The aftermath also showed that the board’s move did not settle the dispute. Altman returned as C. E. O., while most of his detractors left the company. That reversal did not erase the original concern; it left it hanging in the air. If the board believed safety required a break with Altman, his return raises a harder question: what, exactly, was corrected?
Who benefits from ambiguity about Sam Altman?
OpenAI’s public response has emphasized that criticisms of Altman rely on anonymous claims and selective anecdotes from people with agendas.
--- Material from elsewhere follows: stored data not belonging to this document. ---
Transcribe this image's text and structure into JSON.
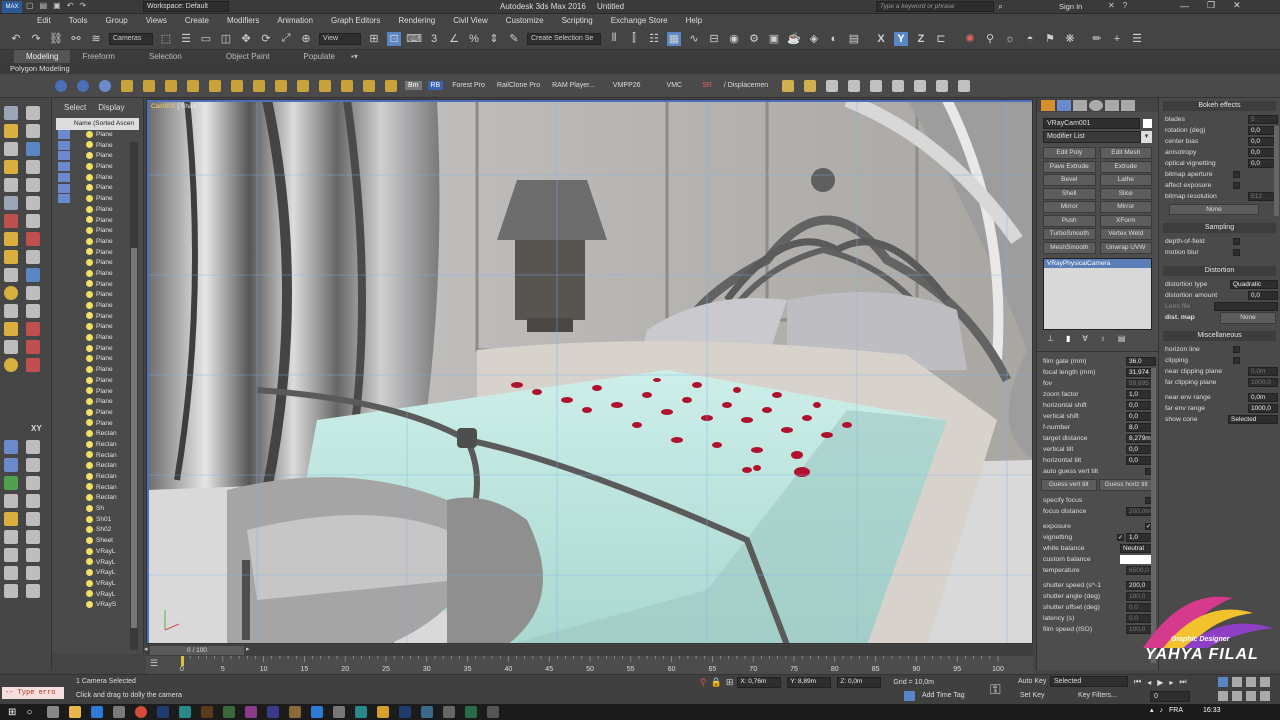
{
  "titlebar": {
    "workspace": "Workspace: Default",
    "app_title": "Autodesk 3ds Max 2016",
    "doc_title": "Untitled",
    "search_placeholder": "Type a keyword or phrase",
    "sign_in": "Sign In"
  },
  "menu": [
    "Edit",
    "Tools",
    "Group",
    "Views",
    "Create",
    "Modifiers",
    "Animation",
    "Graph Editors",
    "Rendering",
    "Civil View",
    "Customize",
    "Scripting",
    "Exchange Store",
    "Help"
  ],
  "toolbar": {
    "filter_dropdown": "Cameras",
    "view_dropdown": "View",
    "selection_set": "Create Selection Se",
    "axis_x": "X",
    "axis_y": "Y",
    "axis_z": "Z",
    "axis_xy": "XY"
  },
  "ribbon": {
    "tabs": [
      "Modeling",
      "Freeform",
      "Selection",
      "Object Paint",
      "Populate"
    ],
    "sub": "Polygon Modeling"
  },
  "plugins": {
    "bm": "Bm",
    "rb": "RB",
    "items": [
      "Forest Pro",
      "RailClone Pro",
      "RAM Player...",
      "VMPP26",
      "VMC",
      "SR",
      "/ Displacemen"
    ]
  },
  "explorer": {
    "tab_select": "Select",
    "tab_display": "Display",
    "col_header": "Name (Sorted Ascen",
    "rows": [
      "Plane",
      "Plane",
      "Plane",
      "Plane",
      "Plane",
      "Plane",
      "Plane",
      "Plane",
      "Plane",
      "Plane",
      "Plane",
      "Plane",
      "Plane",
      "Plane",
      "Plane",
      "Plane",
      "Plane",
      "Plane",
      "Plane",
      "Plane",
      "Plane",
      "Plane",
      "Plane",
      "Plane",
      "Plane",
      "Plane",
      "Plane",
      "Plane",
      "Rectan",
      "Rectan",
      "Rectan",
      "Rectan",
      "Rectan",
      "Rectan",
      "Rectan",
      "Sh",
      "Sh01",
      "Sh02",
      "Sheet",
      "VRayL",
      "VRayL",
      "VRayL",
      "VRayL",
      "VRayL",
      "VRayS"
    ]
  },
  "viewport": {
    "label": "[ + ] [ VRayCam001 ] [ Shade",
    "label_cam": "Cam001",
    "label_shade": "[ Shad"
  },
  "cmd": {
    "object_name": "VRayCam001",
    "modifier_list": "Modifier List",
    "mod_buttons": [
      [
        "Edit Poly",
        "Edit Mesh"
      ],
      [
        "Pave Extrude",
        "Extrude"
      ],
      [
        "Bevel",
        "Lathe"
      ],
      [
        "Shell",
        "Slice"
      ],
      [
        "Mirror",
        "Mirror"
      ],
      [
        "Push",
        "XForm"
      ],
      [
        "TurboSmooth",
        "Vertex Weld"
      ],
      [
        "MeshSmooth",
        "Unwrap UVW"
      ]
    ],
    "stack_item": "VRayPhysicalCamera",
    "params": [
      {
        "label": "film gate (mm)",
        "value": "36,0",
        "dis": false
      },
      {
        "label": "focal length (mm)",
        "value": "31,974",
        "dis": false
      },
      {
        "label": "fov",
        "value": "58,695",
        "dis": true
      },
      {
        "label": "zoom factor",
        "value": "1,0",
        "dis": false
      },
      {
        "label": "horizontal shift",
        "value": "0,0",
        "dis": false
      },
      {
        "label": "vertical shift",
        "value": "0,0",
        "dis": false
      },
      {
        "label": "f-number",
        "value": "8,0",
        "dis": false
      },
      {
        "label": "target distance",
        "value": "8,279m",
        "dis": false
      },
      {
        "label": "vertical tilt",
        "value": "0,0",
        "dis": false
      },
      {
        "label": "horizontal tilt",
        "value": "0,0",
        "dis": false
      }
    ],
    "auto_guess": "auto guess vert tilt",
    "guess_vert": "Guess vert tilt",
    "guess_horiz": "Guess horiz tilt",
    "specify_focus": "specify focus",
    "focus_distance": "focus distance",
    "focus_value": "200,0m",
    "exposure": "exposure",
    "vignetting": "vignetting",
    "vignetting_value": "1,0",
    "white_balance": "white balance",
    "white_balance_value": "Neutral",
    "custom_balance": "custom balance",
    "temperature": "temperature",
    "temperature_value": "6500,0",
    "shutter_speed": "shutter speed (s^-1",
    "shutter_speed_value": "200,0",
    "shutter_angle": "shutter angle (deg)",
    "shutter_angle_value": "180,0",
    "shutter_offset": "shutter offset (deg)",
    "shutter_offset_value": "0,0",
    "latency": "latency (s)",
    "latency_value": "0,0",
    "film_speed": "film speed (ISO)",
    "film_speed_value": "100,0"
  },
  "right": {
    "bokeh_header": "Bokeh effects",
    "bokeh": [
      {
        "label": "blades",
        "value": "5",
        "type": "spin",
        "dis": true
      },
      {
        "label": "rotation (deg)",
        "value": "0,0",
        "type": "spin",
        "dis": false
      },
      {
        "label": "center bias",
        "value": "0,0",
        "type": "spin",
        "dis": false
      },
      {
        "label": "anisotropy",
        "value": "0,0",
        "type": "spin",
        "dis": false
      },
      {
        "label": "optical vignetting",
        "value": "0,0",
        "type": "spin",
        "dis": false
      },
      {
        "label": "bitmap aperture",
        "value": "",
        "type": "chk",
        "dis": false
      },
      {
        "label": "affect exposure",
        "value": "",
        "type": "chk",
        "dis": false
      },
      {
        "label": "bitmap resolution",
        "value": "512",
        "type": "spin",
        "dis": true
      }
    ],
    "none_btn": "None",
    "sampling_header": "Sampling",
    "depth_of_field": "depth-of-field",
    "motion_blur": "motion blur",
    "distortion_header": "Distortion",
    "distortion_type": "distortion type",
    "distortion_type_value": "Quadratic",
    "distortion_amount": "distortion amount",
    "distortion_amount_value": "0,0",
    "lens_file": "Lens file",
    "dist_map": "dist. map",
    "dist_map_none": "None",
    "misc_header": "Miscellaneous",
    "horizon_line": "horizon line",
    "clipping": "clipping",
    "near_clip": "near clipping plane",
    "near_clip_value": "0,0m",
    "far_clip": "far clipping plane",
    "far_clip_value": "1000,0",
    "near_env": "near env range",
    "near_env_value": "0,0m",
    "far_env": "far env range",
    "far_env_value": "1000,0",
    "show_cone": "show cone",
    "show_cone_value": "Selected"
  },
  "timeline": {
    "frame_counter": "0 / 100",
    "ticks": [
      "0",
      "5",
      "10",
      "15",
      "20",
      "25",
      "30",
      "35",
      "40",
      "45",
      "50",
      "55",
      "60",
      "65",
      "70",
      "75",
      "80",
      "85",
      "90",
      "95",
      "100"
    ]
  },
  "status": {
    "maxscript": "-- Type erro",
    "selected": "1 Camera Selected",
    "prompt": "Click and drag to dolly the camera",
    "x_val": "X: 0,76m",
    "y_val": "Y: 8,89m",
    "z_val": "Z: 0,0m",
    "grid": "Grid = 10,0m",
    "add_time_tag": "Add Time Tag",
    "auto_key": "Auto Key",
    "set_key": "Set Key",
    "selected_dd": "Selected",
    "key_filters": "Key Filters...",
    "frame_field": "0"
  },
  "taskbar": {
    "lang": "FRA",
    "time": "16:33"
  },
  "watermark": {
    "line1": "Graphic Designer",
    "line2": "YAHYA FILAL"
  },
  "colors": {
    "accent": "#4a6fbf",
    "bedsheet": "#bfe7e1",
    "petal": "#b0122e",
    "bulb": "#f2e063"
  }
}
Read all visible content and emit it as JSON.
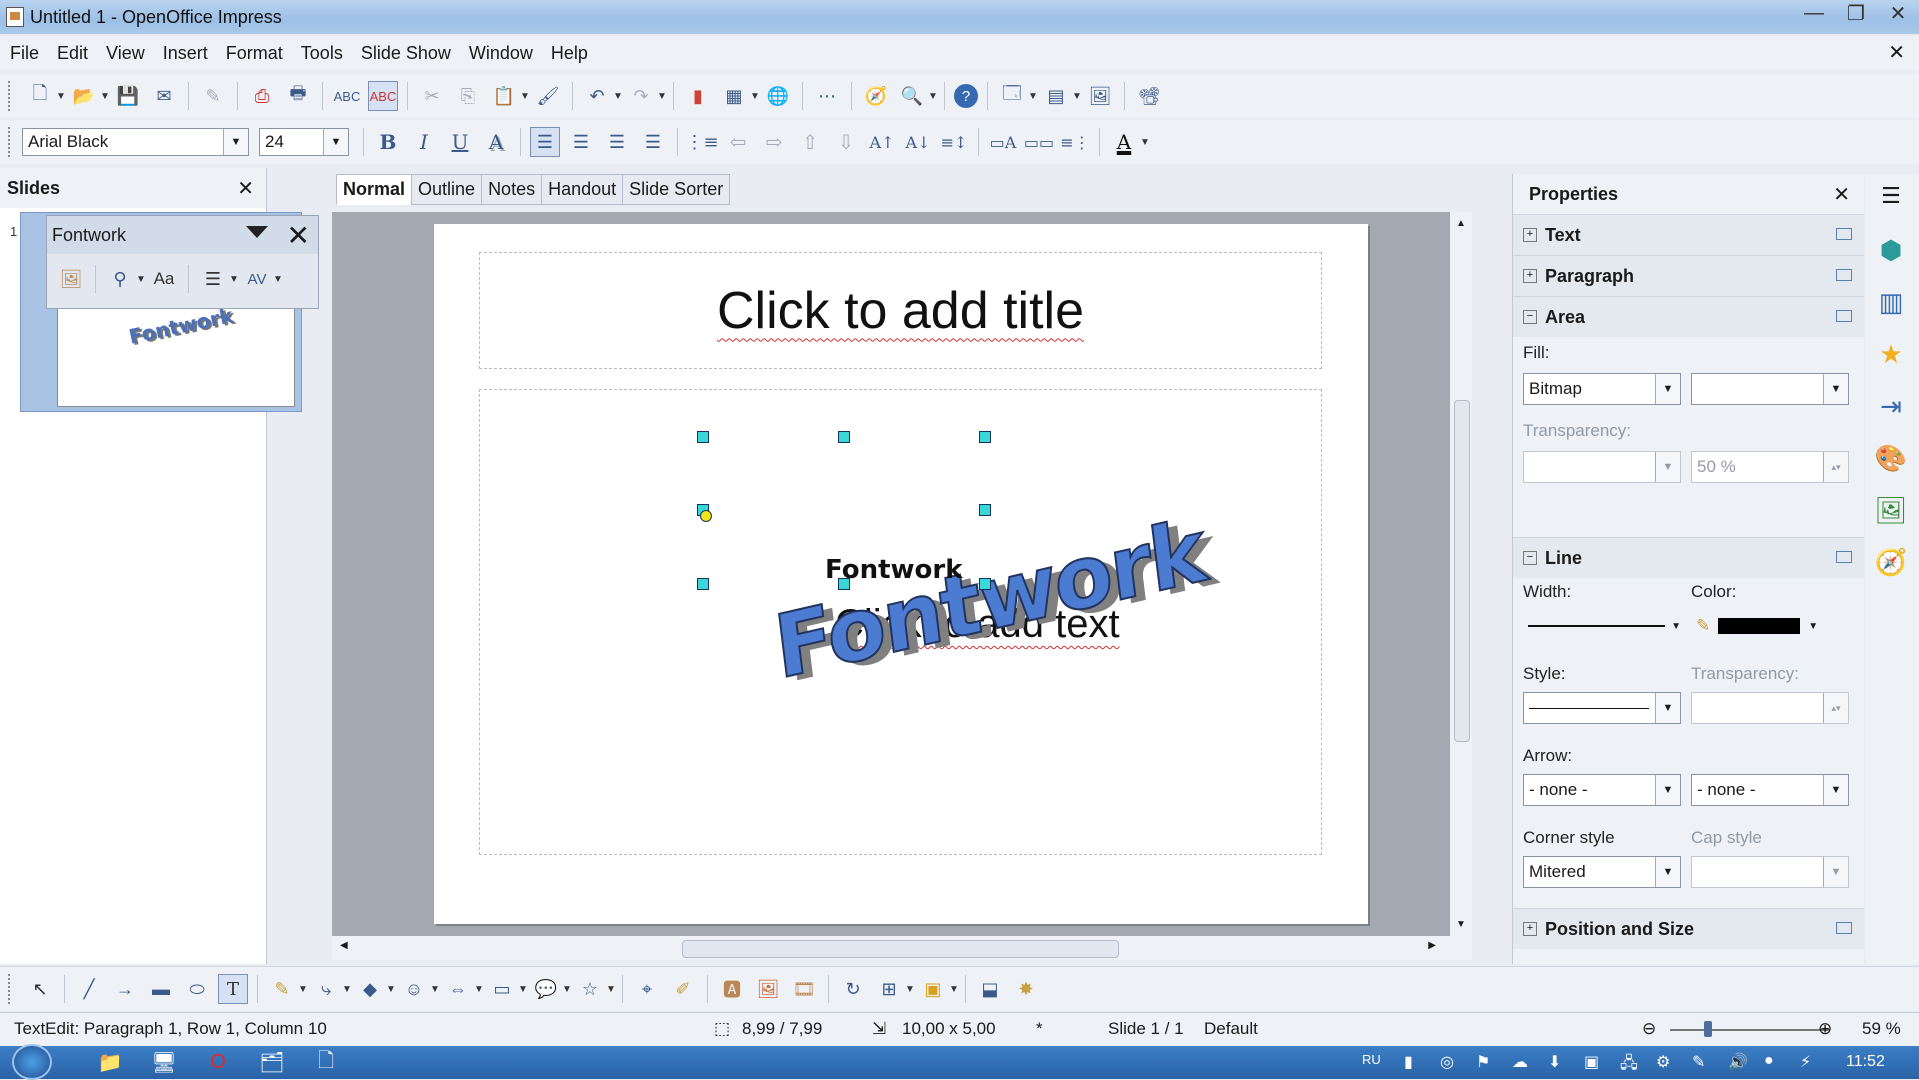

That statement does not answer the central issue raised by the memos: whether internal safety concerns were hidden or minimized when they should have been shared with the board in full.
Verified fact: the company has also circulated language about AI risks, including disruption of jobs, misuse by bad actors, systems evading human control, and concentration of power and wealth. Informed analysis: That contrast is striking. A company that warns publicly about the dangers of advanced AI has been forced to defend its own internal governance at the same time.
The broader implication is not limited to one executive. If a safety-focused nonprofit can be pulled into a leadership crisis over candor and control, then the public has reason to ask whether the structures around powerful AI are strong enough to resist pressure from the people building them.
Ronan Farrow’s reporting leaves one fact impossible to ignore: the struggle over Altman was never only about personality. It was about whether the person closest to the button could be trusted with it. That is the question OpenAI still cannot answer cleanly, and it is the question that shadows ronan farrow at the center of this account.